BRETT: COMEÇANDO A CAVALGAR
Os fãs de quadrinhos, em especial quadrinhos de faroeste, ganham um importante reforço. A Editora Saicã , que é responsável pela publicação do personagem Adam Wild da Sergio Bonelli Editore no Brasil, prepara o lançamento no Catarse da HQ de faroeste Brett, quadrinho totalmente produzido no Brasil.
Brett foi idealizado e criado por Rodinério da Rosa em 1994, e Moacir Martins foi contratado para ilustrar a primeira edição. Mas devido as dificuldades de publicação na época, Rodinério deixou o personagem na geladeira, e só este ano saiu da gaveta com a descoberta do projeto pelo diretor e produtor da editora Saicã, Neimar Nunes, que incentivou Rodinério a editar a revista pelo selo de sua editora.
O roteiro e os desenhos seguem a linha bonelliana de Tex, mas vão além, com personagens mais violentos e cenas mais fortes. A revista, com 64 páginas, será no formato 16x23 cm, com capa dura em cores e laminação fosca, e o miolo em preto e branco em papel requintado. A capa conta com Ronald Guimarães, fera da ilustração, já conhecido no universo bonelliano.
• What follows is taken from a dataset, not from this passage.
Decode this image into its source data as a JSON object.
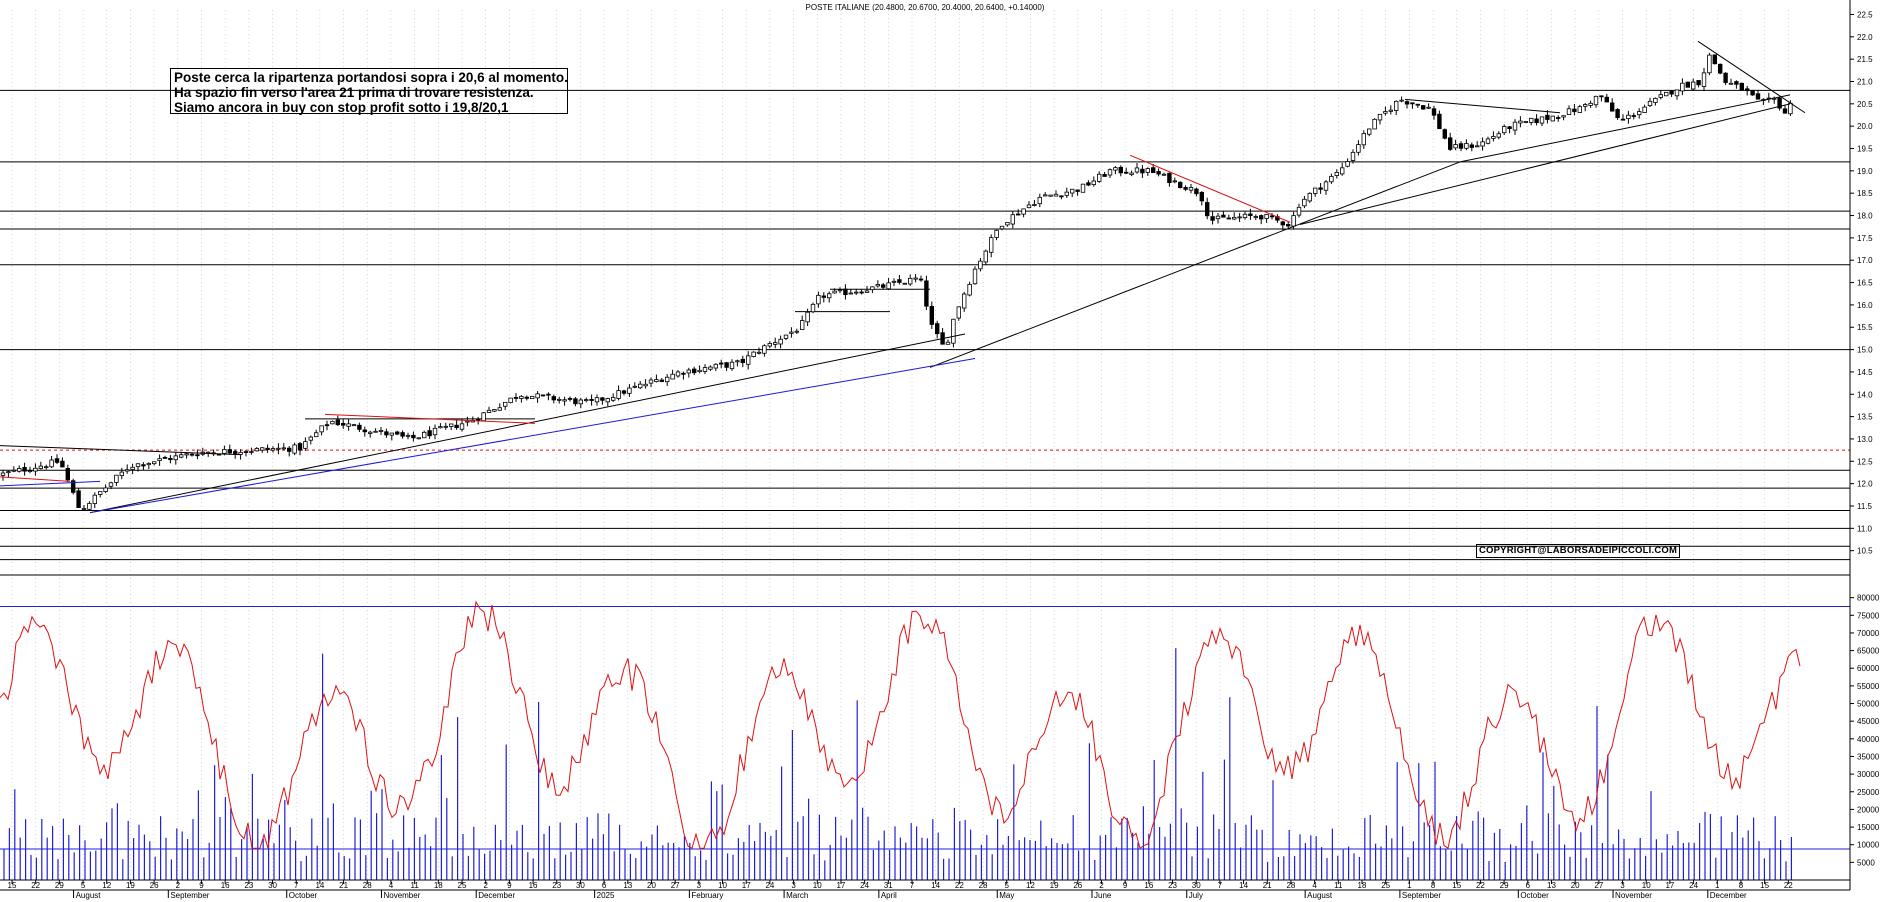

A primeira edição, "Massacre em Utah", trata sobre a rota do Oregon, por onde centenas de caravanas passavam para chegar no Oeste. John Finn, amigo de Brett, guia uma caravana que encontra dificuldades para continuar devido ao ataque de bandoleiros. John busca ajuda do amigo Brett e Chako Álvarez. O roteiro não deixa de falar sobre a ganância do homem branco e sua ambição sobre as terras dos índios, bem como a violência contra a mulher em uma época que elas não tinham qualquer tipo de voz contra o machismo patriarcal. Pura ação do começo ao fim, esta é a primeira HQ de uma série de 6 números. A principio será trimestral. A primeira HQ é escrita por Rodinério e desenhada por Moacir e Vinicius da Silva, em 1994.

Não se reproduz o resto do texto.